In the early morning hours on Wednesday, mission scientists received the clearest image of the reddish-brownish dwarf planet by the Long Range Reconnaissance Imager (LORRI) aboard the New Horizons, a Nasa statement read.
The image, which New Horizons took on Tuesday when it was less than 5 million miles (8 million kilometres) from Pluto, shows a large, heart-shaped feature on the dwarf planet's surface that measures about 1,200 miles (2,000 kilometres) wide.
To its left lies an 1,860-mile-long (3,000-kilometre-long) dark patch along Pluto's equator that mission scientists are calling the "whale". Above those features is a polar region that is intermediate in brightness.
This view is centred roughly on the area that will be seen close-up during New Horizons' closest approach on July 14 . This side of Pluto is dominated by three broad regions of varying brightness.
"The next time we see this part of Pluto at closest approach, a portion of this region will be imaged at about 500 times better resolution than we see today. It will be incredible!," said Jeff Moore, Geology, Geophysics and Imaging Team Leader of Nasa's Ames Research Center.

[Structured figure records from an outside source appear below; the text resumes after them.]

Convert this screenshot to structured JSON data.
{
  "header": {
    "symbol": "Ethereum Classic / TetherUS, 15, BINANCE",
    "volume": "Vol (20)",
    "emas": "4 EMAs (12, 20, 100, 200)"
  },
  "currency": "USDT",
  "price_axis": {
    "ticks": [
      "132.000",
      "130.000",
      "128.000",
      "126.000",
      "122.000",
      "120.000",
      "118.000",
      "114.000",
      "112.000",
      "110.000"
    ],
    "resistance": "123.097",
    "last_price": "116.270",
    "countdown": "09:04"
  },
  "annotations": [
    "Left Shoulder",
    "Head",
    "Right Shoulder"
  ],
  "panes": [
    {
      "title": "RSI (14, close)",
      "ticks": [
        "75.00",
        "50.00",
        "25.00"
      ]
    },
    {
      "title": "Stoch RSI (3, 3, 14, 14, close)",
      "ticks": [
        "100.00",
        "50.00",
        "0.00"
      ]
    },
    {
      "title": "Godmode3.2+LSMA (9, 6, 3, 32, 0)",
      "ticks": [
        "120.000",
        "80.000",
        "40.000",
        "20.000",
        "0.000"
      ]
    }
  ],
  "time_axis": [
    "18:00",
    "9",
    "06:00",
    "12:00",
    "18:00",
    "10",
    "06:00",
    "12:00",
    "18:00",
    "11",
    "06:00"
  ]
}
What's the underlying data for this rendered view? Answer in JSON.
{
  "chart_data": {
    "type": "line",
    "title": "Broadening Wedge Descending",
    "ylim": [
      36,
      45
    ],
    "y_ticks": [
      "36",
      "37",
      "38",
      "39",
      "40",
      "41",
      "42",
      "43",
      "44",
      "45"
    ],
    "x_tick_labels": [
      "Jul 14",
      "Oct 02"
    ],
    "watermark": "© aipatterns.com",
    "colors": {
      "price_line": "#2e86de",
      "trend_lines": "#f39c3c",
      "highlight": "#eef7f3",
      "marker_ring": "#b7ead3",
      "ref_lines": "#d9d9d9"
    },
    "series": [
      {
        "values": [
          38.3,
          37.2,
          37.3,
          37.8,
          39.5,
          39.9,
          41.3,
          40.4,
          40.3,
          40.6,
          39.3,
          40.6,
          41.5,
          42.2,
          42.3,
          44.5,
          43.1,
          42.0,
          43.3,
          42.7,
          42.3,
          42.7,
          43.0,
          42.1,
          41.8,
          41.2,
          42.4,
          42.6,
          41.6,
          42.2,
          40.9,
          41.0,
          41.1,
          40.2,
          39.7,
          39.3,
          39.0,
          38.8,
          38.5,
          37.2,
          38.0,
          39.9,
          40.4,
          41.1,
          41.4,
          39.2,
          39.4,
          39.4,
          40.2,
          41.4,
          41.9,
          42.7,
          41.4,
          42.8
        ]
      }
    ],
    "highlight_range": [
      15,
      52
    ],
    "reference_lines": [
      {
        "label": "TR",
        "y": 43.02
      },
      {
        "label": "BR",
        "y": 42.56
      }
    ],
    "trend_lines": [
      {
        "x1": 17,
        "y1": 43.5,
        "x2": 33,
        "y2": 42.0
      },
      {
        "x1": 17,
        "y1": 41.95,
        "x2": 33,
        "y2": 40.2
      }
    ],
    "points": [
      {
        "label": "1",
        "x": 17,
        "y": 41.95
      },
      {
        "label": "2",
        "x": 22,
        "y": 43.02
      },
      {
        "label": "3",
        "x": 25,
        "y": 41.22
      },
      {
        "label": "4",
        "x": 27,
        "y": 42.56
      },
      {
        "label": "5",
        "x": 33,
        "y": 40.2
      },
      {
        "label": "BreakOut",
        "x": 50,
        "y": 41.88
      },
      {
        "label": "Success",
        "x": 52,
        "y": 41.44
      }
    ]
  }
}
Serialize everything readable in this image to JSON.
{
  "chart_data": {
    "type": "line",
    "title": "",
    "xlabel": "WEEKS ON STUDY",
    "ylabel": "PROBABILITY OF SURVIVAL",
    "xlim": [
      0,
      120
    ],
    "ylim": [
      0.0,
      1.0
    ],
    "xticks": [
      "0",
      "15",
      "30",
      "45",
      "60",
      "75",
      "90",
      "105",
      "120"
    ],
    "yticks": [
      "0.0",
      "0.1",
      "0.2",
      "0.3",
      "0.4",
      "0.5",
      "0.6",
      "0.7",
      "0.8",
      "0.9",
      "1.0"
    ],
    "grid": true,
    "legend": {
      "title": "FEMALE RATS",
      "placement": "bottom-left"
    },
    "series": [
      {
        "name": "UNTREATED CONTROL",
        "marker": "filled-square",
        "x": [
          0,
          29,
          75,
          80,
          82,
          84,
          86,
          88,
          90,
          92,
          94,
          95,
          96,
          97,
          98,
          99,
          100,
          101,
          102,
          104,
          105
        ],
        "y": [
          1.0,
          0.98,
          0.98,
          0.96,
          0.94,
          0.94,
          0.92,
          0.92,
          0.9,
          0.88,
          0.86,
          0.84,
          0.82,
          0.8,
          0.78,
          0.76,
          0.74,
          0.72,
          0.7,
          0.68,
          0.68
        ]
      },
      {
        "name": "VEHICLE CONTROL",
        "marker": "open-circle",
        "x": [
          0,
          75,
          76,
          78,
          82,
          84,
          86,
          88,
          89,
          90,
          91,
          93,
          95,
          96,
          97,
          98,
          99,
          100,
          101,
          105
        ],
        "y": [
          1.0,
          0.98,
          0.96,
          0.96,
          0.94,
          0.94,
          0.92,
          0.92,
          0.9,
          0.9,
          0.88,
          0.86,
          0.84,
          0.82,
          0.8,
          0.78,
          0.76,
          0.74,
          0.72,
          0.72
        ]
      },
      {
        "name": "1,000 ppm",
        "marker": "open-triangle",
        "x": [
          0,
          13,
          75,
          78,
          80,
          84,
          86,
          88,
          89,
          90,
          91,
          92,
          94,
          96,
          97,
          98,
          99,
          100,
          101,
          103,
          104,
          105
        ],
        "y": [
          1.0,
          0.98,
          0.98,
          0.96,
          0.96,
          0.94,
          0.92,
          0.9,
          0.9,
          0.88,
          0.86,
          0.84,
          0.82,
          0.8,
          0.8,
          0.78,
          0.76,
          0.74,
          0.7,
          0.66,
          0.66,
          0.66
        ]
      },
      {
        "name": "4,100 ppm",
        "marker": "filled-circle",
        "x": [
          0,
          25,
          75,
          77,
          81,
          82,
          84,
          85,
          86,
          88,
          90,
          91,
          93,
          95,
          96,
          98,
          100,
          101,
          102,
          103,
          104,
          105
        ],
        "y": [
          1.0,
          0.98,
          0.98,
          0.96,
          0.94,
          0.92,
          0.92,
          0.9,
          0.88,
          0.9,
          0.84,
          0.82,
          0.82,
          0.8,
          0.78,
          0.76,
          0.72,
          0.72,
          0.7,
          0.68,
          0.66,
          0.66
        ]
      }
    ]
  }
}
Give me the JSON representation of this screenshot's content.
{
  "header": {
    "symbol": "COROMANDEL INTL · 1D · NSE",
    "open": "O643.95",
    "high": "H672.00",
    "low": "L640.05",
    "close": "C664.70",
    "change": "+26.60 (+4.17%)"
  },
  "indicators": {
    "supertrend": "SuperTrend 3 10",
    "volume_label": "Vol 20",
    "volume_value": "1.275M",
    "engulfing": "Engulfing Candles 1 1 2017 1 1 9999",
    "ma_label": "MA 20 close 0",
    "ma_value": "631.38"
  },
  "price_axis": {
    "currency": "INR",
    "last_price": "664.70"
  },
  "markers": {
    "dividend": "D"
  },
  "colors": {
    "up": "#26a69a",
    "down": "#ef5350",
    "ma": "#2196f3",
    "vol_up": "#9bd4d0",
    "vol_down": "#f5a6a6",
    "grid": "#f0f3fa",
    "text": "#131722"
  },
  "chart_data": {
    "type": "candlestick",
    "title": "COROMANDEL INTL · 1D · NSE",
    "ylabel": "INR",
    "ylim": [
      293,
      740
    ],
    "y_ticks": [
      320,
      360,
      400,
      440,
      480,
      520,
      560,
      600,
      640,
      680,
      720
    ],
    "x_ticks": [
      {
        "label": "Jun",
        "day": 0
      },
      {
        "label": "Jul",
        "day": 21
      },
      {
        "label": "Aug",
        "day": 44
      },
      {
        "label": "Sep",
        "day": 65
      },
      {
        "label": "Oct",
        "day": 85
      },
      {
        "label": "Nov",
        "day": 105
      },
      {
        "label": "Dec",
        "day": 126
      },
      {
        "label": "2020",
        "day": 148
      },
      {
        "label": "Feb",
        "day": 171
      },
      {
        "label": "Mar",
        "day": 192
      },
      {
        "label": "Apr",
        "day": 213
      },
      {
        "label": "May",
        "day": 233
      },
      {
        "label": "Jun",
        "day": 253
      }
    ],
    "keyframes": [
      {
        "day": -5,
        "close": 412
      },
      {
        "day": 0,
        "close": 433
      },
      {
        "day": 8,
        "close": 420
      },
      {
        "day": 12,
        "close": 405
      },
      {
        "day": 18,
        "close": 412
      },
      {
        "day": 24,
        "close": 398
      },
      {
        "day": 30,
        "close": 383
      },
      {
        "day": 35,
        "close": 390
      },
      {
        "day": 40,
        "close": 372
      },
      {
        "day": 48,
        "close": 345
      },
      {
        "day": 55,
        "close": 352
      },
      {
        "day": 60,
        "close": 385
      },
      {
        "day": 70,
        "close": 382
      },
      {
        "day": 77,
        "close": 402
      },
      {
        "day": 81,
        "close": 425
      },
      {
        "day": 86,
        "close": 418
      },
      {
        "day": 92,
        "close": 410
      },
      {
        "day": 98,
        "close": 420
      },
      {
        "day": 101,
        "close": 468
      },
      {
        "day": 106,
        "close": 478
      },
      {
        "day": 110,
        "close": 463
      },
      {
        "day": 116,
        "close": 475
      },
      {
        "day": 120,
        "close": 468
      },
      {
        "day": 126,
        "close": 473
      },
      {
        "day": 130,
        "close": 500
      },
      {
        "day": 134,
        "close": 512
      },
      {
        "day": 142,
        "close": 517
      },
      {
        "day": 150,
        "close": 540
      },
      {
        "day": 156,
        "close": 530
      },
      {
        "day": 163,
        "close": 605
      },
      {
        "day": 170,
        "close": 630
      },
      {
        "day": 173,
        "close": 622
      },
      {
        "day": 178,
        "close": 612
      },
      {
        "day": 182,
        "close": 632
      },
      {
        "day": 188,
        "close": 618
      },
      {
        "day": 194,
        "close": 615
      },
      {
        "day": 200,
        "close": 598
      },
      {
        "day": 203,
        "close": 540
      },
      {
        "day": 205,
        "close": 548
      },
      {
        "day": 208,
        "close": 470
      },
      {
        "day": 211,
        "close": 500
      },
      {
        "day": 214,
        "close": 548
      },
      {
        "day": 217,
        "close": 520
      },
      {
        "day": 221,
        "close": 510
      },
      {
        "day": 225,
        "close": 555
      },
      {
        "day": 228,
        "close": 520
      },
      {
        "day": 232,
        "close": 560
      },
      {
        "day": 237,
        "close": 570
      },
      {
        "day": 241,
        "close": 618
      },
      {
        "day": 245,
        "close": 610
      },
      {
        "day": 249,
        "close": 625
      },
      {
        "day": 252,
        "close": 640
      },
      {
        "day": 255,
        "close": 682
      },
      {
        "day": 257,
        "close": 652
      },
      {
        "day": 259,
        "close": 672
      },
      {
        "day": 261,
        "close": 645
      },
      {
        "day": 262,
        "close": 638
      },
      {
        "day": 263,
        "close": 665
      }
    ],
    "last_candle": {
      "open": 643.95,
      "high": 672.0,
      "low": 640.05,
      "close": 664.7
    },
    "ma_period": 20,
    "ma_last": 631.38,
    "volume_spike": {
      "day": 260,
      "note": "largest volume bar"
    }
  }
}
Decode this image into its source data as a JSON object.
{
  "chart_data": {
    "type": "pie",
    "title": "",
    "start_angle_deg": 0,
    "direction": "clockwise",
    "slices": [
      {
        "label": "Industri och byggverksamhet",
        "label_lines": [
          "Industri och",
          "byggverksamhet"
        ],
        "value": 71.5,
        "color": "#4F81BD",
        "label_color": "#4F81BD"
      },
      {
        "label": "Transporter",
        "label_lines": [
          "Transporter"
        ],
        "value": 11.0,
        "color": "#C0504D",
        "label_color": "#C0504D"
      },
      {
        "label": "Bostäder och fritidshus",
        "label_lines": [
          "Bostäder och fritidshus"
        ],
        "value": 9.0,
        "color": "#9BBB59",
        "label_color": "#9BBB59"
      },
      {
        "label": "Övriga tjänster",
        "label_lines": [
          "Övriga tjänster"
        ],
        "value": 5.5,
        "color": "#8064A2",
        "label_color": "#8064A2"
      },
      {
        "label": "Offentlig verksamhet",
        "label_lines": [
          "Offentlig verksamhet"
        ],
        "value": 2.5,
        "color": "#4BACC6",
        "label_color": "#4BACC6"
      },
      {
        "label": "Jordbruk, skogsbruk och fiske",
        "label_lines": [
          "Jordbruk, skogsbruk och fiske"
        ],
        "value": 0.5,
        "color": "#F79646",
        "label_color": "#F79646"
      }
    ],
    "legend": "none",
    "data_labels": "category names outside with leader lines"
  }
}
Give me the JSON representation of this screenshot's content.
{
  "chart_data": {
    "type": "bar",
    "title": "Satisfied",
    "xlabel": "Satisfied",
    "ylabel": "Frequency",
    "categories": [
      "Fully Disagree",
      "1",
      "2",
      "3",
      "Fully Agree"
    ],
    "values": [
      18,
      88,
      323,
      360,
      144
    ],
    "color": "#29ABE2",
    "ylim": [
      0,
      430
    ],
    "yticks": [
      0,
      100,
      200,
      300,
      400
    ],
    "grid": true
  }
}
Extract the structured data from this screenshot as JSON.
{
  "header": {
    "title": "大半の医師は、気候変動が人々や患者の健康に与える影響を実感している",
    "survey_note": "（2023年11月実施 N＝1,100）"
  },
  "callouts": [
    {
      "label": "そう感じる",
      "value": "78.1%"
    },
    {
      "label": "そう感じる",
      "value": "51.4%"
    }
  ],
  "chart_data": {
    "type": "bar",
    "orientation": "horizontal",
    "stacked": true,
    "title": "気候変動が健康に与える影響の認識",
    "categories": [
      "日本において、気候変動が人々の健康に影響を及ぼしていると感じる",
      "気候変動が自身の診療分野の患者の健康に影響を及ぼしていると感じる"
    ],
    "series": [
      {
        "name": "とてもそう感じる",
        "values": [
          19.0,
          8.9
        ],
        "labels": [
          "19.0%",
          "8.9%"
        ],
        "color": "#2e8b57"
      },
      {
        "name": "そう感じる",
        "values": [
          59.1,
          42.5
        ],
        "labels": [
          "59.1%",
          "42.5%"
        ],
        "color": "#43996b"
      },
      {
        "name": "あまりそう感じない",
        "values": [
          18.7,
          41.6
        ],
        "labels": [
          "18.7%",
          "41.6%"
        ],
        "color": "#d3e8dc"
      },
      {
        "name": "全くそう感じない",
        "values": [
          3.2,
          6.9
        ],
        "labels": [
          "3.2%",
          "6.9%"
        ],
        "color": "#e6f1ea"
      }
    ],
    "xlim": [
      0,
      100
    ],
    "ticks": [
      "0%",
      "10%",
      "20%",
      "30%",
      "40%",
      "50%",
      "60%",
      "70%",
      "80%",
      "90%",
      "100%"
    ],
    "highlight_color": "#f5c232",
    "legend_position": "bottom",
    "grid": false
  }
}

Pluto's closest approach is scheduled for next Tuesday, when New Horizons will pass within 6,200 miles (10,000 km) of the dwarf planet's surface, travelling at a speed of 27,000 miles (43,000 km) per hour.
After a voyage of nine years, New Horizons is almost 3 billion miles (4.8 billion km) away, where radio signals, even travelling at the speed of light, need 4.5 hours to reach Earth. Round-trip communication between the spacecraft and its operators requires about nine hours.